Ações movidas pela Procuradoria-Geral da República reabrem a discussão sobre a nova legislação 
 
Depois de uma longa batalha no Congresso, o texto do novo Código Florestal brasileiro parecia ter finalmente ganho um ponto final com a sanção da presidente Dilma Rousseff, no ano passado. Mas a Justiça puxou uma vírgula neste ano e deixou novamente em aberto os parâmetros a serem seguidos.
 
Com a contestação da Procuradoria-Geral da República (PGR) sobre dispositivos da nova lei e o encaminhamento de três ações diretas de inconstitucionalidade, ruralistas e ambientalistas vão retomar a vigilância sobre o tema em um debate que pode se arrastar por anos.
 
É que a avaliação do Supremo Tribunal Federal (STF) sobre o caso pode ser demorada, lembra a advogada Paula Lavratti, especialista em direito ambiental.
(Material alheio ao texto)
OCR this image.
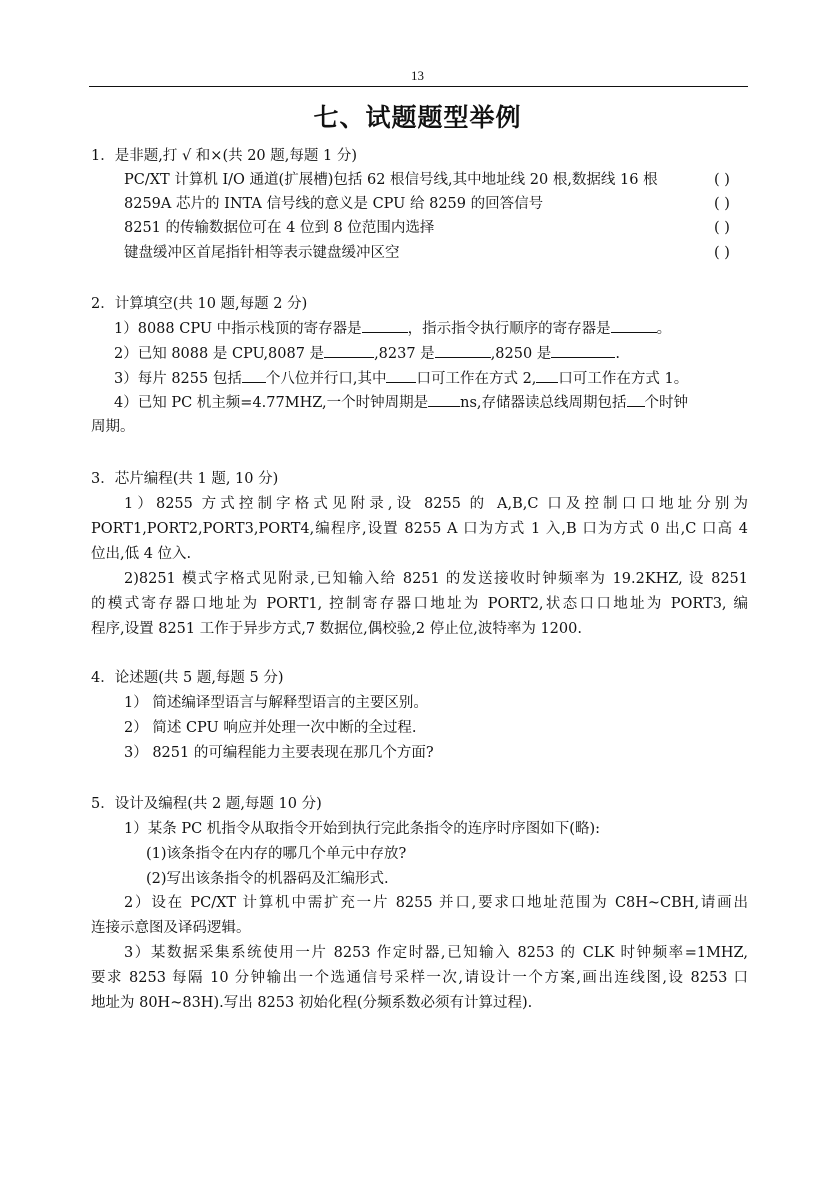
13
七、试题题型举例
1．是非题,打 √ 和×(共 20 题,每题 1 分)
PC/XT 计算机 I/O 通道(扩展槽)包括 62 根信号线,其中地址线 20 根,数据线 16 根	( )
8259A 芯片的 INTA 信号线的意义是 CPU 给 8259 的回答信号	( )
8251 的传输数据位可在 4 位到 8 位范围内选择	( )
键盘缓冲区首尾指针相等表示键盘缓冲区空	( )
2．计算填空(共 10 题,每题 2 分)
1）8088 CPU 中指示栈顶的寄存器是	，指示指令执行顺序的寄存器是	。
2）已知 8088 是 CPU,8087 是	,8237 是	,8250 是	.
3）每片 8255 包括 个八位并行口,其中 口可工作在方式 2, 口可工作在方式 1。
4）已知 PC 机主频=4.77MHZ,一个时钟周期是 ns,存储器读总线周期包括 个时钟
周期。
3．芯片编程(共 1 题, 10 分)
1）8255 方式控制字格式见附录,设 8255 的 A,B,C 口及控制口口地址分别为
PORT1,PORT2,PORT3,PORT4,编程序,设置 8255 A 口为方式 1 入,B 口为方式 0 出,C 口高 4
位出,低 4 位入.
2)8251 模式字格式见附录,已知输入给 8251 的发送接收时钟频率为 19.2KHZ, 设 8251
的模式寄存器口地址为 PORT1, 控制寄存器口地址为 PORT2,状态口口地址为 PORT3, 编
程序,设置 8251 工作于异步方式,7 数据位,偶校验,2 停止位,波特率为 1200.
4．论述题(共 5 题,每题 5 分)
1） 简述编译型语言与解释型语言的主要区别。
2） 简述 CPU 响应并处理一次中断的全过程.
3） 8251 的可编程能力主要表现在那几个方面?
5．设计及编程(共 2 题,每题 10 分)
1）某条 PC 机指令从取指令开始到执行完此条指令的连序时序图如下(略):
(1)该条指令在内存的哪几个单元中存放?
(2)写出该条指令的机器码及汇编形式.
2）设在 PC/XT 计算机中需扩充一片 8255 并口,要求口地址范围为 C8H~CBH,请画出
连接示意图及译码逻辑。
3）某数据采集系统使用一片 8253 作定时器,已知输入 8253 的 CLK 时钟频率=1MHZ,
要求 8253 每隔 10 分钟输出一个选通信号采样一次,请设计一个方案,画出连线图,设 8253 口
地址为 80H~83H).写出 8253 初始化程(分频系数必须有计算过程).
Exemplos não faltam: a lei de biossegurança, sobre os transgênicos, espera desde 2005 uma definição da Justiça.
 
– Temos também a lei estadual ambiental de Santa Catarina, que desde 2009 aguarda uma definição do STF. Isso é esperado em temas complexos e polêmicos como este do novo Código Florestal – salienta a especialista.
 
Para chegar a uma decisão, a Justiça deve pedir informações à Presidência, à Câmara e ao Senado, além de a Advocacia-Geral da União (AGU) e à própria PGR. Até mesmo técnicos poderão ser consultados pelo Supremo. Mesmo com as indefinições causadas pela ação da Procuradoria, Paula reforça que a lei está em vigor, e os produtores terão de cumprir as normas do novo código.
 
Enquanto esperam o desfecho, ambientalistas e ruralistas definem estratégias para monitorar os passos da Justiça e manter a sociedade em alerta. Segundo o diretor de políticas públicas da ONG SOS Mata Atlântica, Mario Mantovani, a mobilização será tão intensa quanto foi a da campanha Veta Dilma, que tomou as redes sociais, mas não há previsão da participação de artistas como na etapa anterior.
 
– Será um mecanismo de controle social, vamos fazer ações mais políticas. Somos favoráveis a essa ação da PGR. Está tocando em pontos principais que servem para encobrir a incompetência do agronegócio brasileiro. O governo cedeu às chantagens dos ruralistas, que não querem o controle social sobre a propriedade – enfatiza Mantovani.
 
Eduardo Condorelli, assessor da Federação da Agricultura do Rio Grande do Sul (Farsul), entende, porém, que o assunto foi amplamente discutido com o apoio de especialistas jurídicos e avalia que o STF deve manter a constitucionalidade da lei.
 
– Ainda mantemos um grau de tranquilidade sobre a lei, que traz segurança jurídica aos produtores rurais do país. Todos os juristas que consultamos tinham certeza da legalidade do novo Código Florestal. Mas vamos acompanhar de perto todo o debate – ressalta Condorelli.
 
Congresso atento à discussão judicial - Personagens de destaque durante a elaboração do texto do novo Código Florestal, deputados e senadores prometem vigilância e pressão política sobre o Judiciário. Parlamentares ligados aos produtores rurais estudam a entrada de uma entidade do setor com representação nacional como participante da ação movida na Justiça.
 
– O nosso questionamento é sobre os direitos adquiridos. Não se pode criminalizar alguém que já tem uma atividade centenária e nunca incomodou ninguém, como os produtores de arroz, que não poderão mais fazer o plantio em várzea – reforça Luis Carlos Heinze (PP-RS).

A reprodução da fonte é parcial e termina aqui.